"For historians of the novel in the Arab world, Jurji Zaydan's historical romances comprise one important ancestor of many modern novels, including the works of Naguib Mahfouz."—Terri DeYoung, University of Washington
Shajar al-Durr, known as Tree of Pearls, was one of the most famous Arab queens and the only woman in the medieval Arab world to rule in her own name. Her narrative is one element of a much larger story of the unsettled political climate of thirteenth-century Egypt. In this eponymous novel, Zaydan charts the fall of the Ayyubid Dynasty and the rise of the Mamluke Dynasty through the adventures of Tree of Pearls and Rukn al- Din Baybars, a young Mamluke commander who eventually triumphs as the ruler of Egypt.

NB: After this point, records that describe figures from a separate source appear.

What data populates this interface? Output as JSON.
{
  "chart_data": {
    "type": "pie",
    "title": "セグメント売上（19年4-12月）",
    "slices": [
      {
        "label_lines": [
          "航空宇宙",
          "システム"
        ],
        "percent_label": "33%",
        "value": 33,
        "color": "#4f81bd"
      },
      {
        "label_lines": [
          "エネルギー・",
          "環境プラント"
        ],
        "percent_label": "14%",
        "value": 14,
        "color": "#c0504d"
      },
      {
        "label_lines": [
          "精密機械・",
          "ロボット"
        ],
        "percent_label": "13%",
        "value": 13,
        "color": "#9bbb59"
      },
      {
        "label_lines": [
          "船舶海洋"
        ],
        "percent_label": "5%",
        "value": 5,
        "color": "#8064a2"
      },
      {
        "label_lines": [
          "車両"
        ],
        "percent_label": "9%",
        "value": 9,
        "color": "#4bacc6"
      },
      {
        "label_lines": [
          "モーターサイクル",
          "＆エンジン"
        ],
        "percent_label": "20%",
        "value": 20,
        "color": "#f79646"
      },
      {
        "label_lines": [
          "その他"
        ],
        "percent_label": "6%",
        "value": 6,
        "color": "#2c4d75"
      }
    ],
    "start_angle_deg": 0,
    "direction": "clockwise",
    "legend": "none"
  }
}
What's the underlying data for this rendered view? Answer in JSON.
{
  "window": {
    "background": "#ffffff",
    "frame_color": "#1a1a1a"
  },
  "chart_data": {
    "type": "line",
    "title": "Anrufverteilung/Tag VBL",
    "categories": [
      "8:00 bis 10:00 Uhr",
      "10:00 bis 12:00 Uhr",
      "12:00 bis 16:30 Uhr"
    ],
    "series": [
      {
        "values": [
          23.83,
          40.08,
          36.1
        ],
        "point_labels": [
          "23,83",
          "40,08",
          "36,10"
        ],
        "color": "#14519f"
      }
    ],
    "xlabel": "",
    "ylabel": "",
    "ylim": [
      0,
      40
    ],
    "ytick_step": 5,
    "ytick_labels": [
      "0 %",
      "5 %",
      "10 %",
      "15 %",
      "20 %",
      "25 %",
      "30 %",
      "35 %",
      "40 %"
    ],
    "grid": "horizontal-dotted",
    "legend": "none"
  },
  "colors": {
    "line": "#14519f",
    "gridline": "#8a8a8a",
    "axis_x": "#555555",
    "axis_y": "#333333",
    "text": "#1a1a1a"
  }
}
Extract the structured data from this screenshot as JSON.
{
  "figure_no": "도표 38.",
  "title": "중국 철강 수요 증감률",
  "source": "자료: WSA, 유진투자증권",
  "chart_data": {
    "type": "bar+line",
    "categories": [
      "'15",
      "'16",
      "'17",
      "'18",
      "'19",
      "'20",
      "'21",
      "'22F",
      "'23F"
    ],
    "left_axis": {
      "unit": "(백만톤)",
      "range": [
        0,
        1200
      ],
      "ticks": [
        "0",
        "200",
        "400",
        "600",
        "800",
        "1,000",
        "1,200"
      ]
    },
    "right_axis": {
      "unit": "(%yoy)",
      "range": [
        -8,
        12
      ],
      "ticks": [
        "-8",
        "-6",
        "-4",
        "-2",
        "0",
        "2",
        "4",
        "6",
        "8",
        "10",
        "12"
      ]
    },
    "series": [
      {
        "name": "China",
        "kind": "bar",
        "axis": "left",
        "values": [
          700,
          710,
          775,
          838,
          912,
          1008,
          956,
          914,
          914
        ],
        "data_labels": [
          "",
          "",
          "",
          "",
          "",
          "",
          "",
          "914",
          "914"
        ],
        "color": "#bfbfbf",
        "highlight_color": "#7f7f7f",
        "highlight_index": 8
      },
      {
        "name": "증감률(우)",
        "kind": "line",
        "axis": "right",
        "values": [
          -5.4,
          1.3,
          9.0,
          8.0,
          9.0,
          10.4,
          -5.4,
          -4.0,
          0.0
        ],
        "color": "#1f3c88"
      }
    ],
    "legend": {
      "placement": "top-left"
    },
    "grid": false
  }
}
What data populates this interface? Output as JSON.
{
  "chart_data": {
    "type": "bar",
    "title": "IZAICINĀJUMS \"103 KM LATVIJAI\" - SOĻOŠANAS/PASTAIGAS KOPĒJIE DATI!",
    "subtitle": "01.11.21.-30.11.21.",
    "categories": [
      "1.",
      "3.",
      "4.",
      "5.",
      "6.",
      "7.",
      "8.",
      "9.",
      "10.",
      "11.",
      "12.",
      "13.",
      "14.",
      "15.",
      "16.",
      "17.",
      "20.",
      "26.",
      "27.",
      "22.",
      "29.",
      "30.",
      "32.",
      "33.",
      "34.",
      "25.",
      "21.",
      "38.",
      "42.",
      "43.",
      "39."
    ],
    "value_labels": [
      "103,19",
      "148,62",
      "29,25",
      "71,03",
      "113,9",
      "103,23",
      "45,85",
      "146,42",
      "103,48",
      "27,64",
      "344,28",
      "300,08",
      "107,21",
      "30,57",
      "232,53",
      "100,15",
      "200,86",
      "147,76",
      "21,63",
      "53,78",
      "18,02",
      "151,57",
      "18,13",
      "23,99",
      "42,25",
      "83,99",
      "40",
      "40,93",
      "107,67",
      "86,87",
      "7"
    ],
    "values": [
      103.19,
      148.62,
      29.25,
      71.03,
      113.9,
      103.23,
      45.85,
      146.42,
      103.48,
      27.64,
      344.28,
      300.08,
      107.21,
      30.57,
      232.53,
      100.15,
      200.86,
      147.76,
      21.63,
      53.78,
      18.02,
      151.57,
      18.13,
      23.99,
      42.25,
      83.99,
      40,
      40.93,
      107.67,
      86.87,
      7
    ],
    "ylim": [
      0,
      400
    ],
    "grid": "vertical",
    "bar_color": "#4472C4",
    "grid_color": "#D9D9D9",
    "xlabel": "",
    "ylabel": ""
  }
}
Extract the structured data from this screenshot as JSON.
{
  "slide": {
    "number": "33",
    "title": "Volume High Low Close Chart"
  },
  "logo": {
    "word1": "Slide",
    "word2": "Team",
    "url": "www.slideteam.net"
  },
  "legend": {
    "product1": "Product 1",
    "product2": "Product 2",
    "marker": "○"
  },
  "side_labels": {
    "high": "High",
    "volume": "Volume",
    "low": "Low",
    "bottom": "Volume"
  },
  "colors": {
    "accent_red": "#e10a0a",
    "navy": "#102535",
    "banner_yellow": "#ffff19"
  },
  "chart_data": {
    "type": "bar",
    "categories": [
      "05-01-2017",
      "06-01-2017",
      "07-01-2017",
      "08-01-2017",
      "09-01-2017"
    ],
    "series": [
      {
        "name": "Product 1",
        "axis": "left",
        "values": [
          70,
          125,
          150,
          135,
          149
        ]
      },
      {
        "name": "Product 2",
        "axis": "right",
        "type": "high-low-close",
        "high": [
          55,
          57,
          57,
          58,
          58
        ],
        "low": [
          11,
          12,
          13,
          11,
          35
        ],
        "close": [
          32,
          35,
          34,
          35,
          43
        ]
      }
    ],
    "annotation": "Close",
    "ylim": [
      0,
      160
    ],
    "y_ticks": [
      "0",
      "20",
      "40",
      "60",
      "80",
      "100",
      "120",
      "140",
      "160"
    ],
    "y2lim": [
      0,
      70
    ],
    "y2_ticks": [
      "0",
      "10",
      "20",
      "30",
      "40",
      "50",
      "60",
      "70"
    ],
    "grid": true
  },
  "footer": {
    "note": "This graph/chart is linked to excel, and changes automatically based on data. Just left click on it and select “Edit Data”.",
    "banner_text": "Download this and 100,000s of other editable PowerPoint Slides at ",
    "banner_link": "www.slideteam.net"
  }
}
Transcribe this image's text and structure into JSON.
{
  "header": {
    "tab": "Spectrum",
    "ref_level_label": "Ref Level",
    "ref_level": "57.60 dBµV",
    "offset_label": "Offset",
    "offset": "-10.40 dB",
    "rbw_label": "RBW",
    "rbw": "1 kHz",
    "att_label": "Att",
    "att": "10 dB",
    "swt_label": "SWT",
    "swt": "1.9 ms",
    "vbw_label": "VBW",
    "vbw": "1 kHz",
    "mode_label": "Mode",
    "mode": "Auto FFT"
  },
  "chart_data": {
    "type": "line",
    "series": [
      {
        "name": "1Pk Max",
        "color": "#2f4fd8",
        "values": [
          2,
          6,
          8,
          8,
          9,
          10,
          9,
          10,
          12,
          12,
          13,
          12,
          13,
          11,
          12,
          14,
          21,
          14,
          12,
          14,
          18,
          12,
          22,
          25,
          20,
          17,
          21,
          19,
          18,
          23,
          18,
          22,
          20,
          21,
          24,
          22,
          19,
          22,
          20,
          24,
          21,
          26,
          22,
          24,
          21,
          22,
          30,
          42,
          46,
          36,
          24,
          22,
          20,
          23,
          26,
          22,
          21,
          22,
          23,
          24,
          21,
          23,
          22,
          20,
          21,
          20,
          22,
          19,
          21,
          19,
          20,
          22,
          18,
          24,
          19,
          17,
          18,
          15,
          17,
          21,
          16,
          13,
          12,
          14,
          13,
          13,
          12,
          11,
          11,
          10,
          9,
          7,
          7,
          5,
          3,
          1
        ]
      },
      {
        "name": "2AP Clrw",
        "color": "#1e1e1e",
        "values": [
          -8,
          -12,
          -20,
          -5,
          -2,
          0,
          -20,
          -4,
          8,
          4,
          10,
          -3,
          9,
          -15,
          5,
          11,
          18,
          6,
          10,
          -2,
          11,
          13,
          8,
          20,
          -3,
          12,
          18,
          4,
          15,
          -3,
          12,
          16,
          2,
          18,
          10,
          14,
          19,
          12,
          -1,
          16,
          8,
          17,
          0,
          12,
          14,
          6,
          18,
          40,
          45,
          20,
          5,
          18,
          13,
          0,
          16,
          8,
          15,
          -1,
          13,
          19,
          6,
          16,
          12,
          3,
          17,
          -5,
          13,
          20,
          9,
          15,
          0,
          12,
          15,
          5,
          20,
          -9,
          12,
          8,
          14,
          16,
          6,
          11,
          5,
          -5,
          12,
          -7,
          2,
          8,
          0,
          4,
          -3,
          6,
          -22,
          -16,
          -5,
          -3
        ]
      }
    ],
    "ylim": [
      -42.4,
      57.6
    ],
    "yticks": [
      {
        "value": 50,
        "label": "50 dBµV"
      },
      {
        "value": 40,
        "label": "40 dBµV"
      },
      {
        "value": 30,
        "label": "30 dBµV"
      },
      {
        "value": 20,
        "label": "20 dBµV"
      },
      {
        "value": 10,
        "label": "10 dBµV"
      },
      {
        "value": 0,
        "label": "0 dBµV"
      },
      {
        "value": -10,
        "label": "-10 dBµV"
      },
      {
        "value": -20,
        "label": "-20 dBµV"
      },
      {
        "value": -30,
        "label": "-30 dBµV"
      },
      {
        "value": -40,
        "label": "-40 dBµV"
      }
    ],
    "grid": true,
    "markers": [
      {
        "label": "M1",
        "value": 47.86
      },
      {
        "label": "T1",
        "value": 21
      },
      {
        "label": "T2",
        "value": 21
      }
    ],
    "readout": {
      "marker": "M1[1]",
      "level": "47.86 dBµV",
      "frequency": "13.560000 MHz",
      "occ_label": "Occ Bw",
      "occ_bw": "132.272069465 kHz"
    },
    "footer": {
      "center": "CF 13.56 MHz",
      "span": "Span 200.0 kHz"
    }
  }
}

War, political intrigue, murder, and a female ruler who was born a slave combine for an irresistible story, while Zaydan’s keen observations on royal politics and subverted gender roles offer readers a richly detailed glimpse of the cultural milieu of the time.
Tree of Pearls, originally published in 1914, is the last in a famous series of historical novels written by Zaydan, an accomplished historian whose books continue to be read widely in the Arab world today. Selim’s fluid translation introduces an English audience to one of the Arab world’s influential writers.
About the Author
Jurji Zaydan (1861–1914) was one of the most important Arab writers of the late nineteenth and early twentieth-centuries. He founded Al-Hilal, the foremost cultural and literary journal in the Arab world. Zaydan is the author of two canonical, multi-volume histories of Arabic literature and Islamic civilization and twenty-three historical novels.
Samah Selim is an assistant professor in the Department of African, Middle Eastern and South Asian Languages and Literatures at Rutgers University. She is the author of The Novel and the Rural Imaginary in Egypt, 1880–1985. Her translations include The Collar and the Bracelet by Yahya Taher Abdullah, winner of the Saif Ghobsh-Banipal Prize, and Miral al-Tahawy‘s Brooklyn Heights.